My friend and colleague, Andrew Selden (now retired from the practice of law) wrote an article on this very subject in the ABA Franchise Law Journal in 2000. Citing extensive research on efficient and productive organizations in general, he stated that change in a franchise system must stem from active collaboration between a franchisor and its franchisees, not from the franchisor’s unilateral actions. He cited widespread evidence that participatory, collaborative and cooperative management leads to the highest likelihood of success in meeting internal and external challenges to the business.

This means that when considering a system change, an enlightened franchisor will bring experienced and knowledgeable franchisees—chosen by their peers—into the process at the outset, not when the process is complete and the mandate is announced. The more involved the franchisees are in the process of researching the issue and the details of the initiative at every stage of its development, the greater acceptance from the wider franchisee community when the process is complete.

SEI has recently stated its intent to reset the relationship with its franchisee community in general, and with the National Coalition in particular. However, as my grandmother also said on many occasions, “The proof is in the pudding.” We hope this reset will include SEI coming to and acting on the understanding that there is a great deal of wisdom and operational experience within the franchisee community. We have large numbers of franchisees who have been owners much longer than many SEI managers have been on the scene. They have a great deal to contribute to making the system more competitive and more successful.
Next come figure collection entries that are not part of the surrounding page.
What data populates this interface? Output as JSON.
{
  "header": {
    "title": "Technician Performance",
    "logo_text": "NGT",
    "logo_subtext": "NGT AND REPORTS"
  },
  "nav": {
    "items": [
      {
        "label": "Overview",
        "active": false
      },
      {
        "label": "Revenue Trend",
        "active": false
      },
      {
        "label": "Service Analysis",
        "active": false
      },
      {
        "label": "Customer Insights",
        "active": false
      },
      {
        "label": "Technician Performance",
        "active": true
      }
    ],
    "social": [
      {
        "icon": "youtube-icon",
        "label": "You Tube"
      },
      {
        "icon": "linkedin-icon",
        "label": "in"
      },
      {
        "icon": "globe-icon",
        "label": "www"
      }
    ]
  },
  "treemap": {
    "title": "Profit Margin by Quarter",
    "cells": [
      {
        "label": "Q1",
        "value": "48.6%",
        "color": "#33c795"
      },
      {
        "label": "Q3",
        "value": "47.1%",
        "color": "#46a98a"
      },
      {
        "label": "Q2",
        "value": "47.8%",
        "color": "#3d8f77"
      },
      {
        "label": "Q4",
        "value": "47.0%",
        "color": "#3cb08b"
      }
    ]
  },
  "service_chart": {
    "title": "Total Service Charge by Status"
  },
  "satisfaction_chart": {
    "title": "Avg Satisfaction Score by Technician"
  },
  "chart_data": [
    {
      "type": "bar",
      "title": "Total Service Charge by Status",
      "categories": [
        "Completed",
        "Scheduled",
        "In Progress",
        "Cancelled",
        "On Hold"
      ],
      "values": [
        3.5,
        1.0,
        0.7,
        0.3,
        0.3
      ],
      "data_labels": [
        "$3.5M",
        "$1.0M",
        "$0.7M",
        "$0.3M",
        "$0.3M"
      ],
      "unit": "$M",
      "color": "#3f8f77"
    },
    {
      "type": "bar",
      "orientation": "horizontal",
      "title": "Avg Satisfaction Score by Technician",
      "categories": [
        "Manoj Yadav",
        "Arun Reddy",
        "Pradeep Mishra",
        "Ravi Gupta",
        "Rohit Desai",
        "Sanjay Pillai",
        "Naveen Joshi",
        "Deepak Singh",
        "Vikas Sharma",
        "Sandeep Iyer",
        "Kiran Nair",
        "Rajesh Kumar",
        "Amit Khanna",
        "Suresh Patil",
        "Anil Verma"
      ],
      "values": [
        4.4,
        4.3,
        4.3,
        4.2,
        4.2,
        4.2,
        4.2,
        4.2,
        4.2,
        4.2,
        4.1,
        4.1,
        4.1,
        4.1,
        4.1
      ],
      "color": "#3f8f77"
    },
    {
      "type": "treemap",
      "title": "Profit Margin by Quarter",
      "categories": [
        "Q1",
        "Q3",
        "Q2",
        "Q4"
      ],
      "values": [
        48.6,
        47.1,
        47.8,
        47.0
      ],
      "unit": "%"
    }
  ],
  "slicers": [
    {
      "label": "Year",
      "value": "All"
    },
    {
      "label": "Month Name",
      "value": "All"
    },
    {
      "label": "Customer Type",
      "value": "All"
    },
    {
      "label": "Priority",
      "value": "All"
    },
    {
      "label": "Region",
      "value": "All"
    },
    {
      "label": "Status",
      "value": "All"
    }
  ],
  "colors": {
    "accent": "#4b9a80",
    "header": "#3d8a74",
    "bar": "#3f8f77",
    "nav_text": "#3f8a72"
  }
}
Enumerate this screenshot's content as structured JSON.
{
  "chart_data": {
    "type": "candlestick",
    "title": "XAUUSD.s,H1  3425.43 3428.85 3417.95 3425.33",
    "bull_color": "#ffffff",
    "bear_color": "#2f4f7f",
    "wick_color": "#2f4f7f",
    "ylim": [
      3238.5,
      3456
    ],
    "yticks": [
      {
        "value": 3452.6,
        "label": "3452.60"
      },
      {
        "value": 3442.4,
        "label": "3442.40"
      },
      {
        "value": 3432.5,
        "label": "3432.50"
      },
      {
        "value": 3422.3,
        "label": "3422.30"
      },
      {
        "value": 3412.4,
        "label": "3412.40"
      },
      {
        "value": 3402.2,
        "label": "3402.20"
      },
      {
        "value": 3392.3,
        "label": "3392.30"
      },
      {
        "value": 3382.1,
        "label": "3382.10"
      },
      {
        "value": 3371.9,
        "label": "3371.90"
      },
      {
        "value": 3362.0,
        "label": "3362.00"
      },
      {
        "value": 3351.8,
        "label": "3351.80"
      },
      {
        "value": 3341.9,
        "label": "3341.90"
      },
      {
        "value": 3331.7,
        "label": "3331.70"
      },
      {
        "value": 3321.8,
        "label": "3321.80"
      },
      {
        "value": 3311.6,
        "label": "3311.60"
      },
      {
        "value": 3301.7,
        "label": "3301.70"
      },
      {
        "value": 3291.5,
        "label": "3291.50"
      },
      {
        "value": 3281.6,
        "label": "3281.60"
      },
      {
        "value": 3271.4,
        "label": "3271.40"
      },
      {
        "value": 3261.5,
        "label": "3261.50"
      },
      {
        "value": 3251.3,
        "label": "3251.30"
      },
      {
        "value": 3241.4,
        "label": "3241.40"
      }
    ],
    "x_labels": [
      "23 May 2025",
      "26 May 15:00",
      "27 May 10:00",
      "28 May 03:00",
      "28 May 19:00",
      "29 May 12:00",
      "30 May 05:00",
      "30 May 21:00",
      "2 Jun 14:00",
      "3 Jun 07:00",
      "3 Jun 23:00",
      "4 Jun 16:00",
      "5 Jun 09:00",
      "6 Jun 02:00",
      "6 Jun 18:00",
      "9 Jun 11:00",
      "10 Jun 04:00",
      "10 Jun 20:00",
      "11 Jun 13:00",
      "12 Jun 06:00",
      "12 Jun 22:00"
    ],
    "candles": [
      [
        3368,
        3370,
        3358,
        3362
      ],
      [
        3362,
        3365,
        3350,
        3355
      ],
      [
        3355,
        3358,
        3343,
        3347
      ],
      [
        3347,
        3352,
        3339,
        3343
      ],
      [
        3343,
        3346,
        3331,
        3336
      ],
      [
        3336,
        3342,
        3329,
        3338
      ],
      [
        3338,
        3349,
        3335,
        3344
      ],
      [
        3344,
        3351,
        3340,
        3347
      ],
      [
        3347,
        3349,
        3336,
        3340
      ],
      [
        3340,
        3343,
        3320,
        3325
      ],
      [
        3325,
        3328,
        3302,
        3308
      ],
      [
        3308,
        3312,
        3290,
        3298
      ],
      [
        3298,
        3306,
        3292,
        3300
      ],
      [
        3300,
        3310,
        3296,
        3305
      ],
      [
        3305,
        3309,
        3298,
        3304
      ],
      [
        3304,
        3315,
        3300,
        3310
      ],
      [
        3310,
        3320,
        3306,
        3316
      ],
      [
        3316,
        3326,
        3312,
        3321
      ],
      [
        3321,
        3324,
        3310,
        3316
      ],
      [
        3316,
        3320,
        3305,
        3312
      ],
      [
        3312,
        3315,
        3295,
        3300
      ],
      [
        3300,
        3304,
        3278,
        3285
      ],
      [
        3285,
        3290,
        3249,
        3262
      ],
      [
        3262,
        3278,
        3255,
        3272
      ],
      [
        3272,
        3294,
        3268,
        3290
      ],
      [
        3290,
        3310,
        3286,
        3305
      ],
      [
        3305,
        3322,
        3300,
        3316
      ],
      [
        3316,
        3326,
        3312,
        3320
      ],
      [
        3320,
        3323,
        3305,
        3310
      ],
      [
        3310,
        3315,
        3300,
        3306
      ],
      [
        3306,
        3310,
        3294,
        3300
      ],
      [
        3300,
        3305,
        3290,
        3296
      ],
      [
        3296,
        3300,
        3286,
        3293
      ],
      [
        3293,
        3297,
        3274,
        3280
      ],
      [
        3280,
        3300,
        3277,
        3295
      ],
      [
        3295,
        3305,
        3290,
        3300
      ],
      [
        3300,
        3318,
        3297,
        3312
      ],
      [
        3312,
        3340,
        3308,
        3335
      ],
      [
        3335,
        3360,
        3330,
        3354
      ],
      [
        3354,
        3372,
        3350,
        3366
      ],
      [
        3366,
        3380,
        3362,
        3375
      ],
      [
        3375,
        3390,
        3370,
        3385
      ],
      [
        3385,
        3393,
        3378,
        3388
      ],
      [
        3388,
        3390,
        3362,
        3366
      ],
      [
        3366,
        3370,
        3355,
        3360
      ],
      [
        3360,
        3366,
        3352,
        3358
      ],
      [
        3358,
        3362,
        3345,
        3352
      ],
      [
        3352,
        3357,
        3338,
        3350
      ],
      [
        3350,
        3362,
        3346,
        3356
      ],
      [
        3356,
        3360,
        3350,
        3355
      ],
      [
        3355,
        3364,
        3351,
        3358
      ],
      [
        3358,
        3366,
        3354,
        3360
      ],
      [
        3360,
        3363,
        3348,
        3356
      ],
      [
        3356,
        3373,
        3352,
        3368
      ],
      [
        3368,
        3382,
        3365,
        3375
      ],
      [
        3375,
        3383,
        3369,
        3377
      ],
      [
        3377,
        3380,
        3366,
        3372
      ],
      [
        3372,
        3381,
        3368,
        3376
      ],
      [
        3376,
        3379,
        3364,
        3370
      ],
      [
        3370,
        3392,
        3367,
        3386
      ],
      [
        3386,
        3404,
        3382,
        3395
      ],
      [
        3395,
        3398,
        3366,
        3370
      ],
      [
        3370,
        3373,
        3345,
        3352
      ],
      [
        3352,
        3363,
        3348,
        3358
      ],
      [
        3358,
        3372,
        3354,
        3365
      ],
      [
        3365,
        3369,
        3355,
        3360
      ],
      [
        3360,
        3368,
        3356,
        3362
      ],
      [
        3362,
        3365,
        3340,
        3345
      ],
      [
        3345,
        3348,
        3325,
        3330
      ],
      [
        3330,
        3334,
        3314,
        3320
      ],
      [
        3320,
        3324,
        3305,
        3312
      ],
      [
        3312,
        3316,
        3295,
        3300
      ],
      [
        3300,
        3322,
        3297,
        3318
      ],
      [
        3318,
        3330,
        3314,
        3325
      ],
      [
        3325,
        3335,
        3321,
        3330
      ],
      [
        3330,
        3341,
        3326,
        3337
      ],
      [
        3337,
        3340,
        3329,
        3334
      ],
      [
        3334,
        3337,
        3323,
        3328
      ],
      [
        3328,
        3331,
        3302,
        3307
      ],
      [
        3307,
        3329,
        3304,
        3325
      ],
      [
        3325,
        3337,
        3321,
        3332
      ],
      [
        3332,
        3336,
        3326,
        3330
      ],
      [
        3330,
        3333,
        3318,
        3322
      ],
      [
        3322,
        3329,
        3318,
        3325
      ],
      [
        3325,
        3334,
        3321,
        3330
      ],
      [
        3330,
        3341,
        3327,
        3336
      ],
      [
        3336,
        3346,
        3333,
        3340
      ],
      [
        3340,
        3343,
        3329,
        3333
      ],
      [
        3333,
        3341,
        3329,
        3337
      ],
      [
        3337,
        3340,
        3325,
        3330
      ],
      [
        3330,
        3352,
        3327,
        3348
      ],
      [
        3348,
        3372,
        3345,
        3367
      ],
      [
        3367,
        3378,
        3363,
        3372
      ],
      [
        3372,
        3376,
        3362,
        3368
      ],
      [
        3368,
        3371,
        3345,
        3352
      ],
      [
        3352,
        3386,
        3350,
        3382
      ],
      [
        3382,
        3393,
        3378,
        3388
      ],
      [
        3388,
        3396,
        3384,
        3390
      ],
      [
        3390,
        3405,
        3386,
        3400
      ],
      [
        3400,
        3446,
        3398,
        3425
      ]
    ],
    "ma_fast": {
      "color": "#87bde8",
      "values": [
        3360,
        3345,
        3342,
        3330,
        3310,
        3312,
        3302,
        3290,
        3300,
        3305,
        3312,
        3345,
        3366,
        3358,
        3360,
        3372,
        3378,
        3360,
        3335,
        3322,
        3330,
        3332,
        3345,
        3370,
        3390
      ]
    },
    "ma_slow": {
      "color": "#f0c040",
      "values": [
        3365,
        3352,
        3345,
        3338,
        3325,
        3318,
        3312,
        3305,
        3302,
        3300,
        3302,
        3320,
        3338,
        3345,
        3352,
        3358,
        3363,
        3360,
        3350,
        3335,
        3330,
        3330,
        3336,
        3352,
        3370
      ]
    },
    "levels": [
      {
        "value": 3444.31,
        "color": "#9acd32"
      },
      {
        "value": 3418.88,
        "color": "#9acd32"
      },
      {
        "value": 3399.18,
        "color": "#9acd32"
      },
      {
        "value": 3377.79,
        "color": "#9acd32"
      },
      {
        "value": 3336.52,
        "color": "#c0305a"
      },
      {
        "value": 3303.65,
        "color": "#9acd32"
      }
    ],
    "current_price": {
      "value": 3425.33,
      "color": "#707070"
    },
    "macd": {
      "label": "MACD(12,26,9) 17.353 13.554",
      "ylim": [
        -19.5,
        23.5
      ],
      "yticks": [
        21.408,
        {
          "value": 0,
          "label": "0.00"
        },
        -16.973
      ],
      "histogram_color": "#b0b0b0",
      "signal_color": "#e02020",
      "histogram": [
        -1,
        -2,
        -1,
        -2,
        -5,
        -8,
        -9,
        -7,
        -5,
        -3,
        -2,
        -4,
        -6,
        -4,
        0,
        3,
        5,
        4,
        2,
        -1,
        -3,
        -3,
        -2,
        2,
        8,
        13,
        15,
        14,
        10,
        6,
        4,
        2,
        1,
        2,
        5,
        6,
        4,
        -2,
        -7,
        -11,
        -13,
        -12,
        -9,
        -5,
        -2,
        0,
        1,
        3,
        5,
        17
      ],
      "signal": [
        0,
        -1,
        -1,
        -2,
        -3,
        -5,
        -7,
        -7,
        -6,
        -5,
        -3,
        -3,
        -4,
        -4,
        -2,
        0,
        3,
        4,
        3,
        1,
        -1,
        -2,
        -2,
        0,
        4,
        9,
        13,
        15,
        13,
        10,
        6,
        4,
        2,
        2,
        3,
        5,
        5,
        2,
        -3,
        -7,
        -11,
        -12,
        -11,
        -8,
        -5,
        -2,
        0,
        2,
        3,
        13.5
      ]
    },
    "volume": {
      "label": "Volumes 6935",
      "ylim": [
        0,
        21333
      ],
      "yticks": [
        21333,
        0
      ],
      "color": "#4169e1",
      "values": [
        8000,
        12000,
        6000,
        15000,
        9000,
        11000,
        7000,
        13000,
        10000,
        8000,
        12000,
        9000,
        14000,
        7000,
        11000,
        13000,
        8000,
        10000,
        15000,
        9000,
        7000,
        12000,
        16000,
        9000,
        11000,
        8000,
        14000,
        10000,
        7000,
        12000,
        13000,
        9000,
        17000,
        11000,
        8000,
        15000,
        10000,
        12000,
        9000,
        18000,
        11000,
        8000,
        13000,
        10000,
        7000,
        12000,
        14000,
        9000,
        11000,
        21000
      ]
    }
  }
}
True collaboration and joint planning of system initiatives and changes will ensure greater franchisee buy-in, reduced suspicions of bad faith motives, and less resistance. Communication without concrete changes in the way the franchisor treats the franchisees will not create sustained benefits to any stakeholders in the system. If SEI realizes that its path to greater success is taking advantage of the vast expertise and experience of its franchisee community, there will be fewer conflicts, lawsuits and angry posts on, and happier franchisees, increased store development, elevated goodwill sales, as well as enhanced revenue, profits and value creation for all.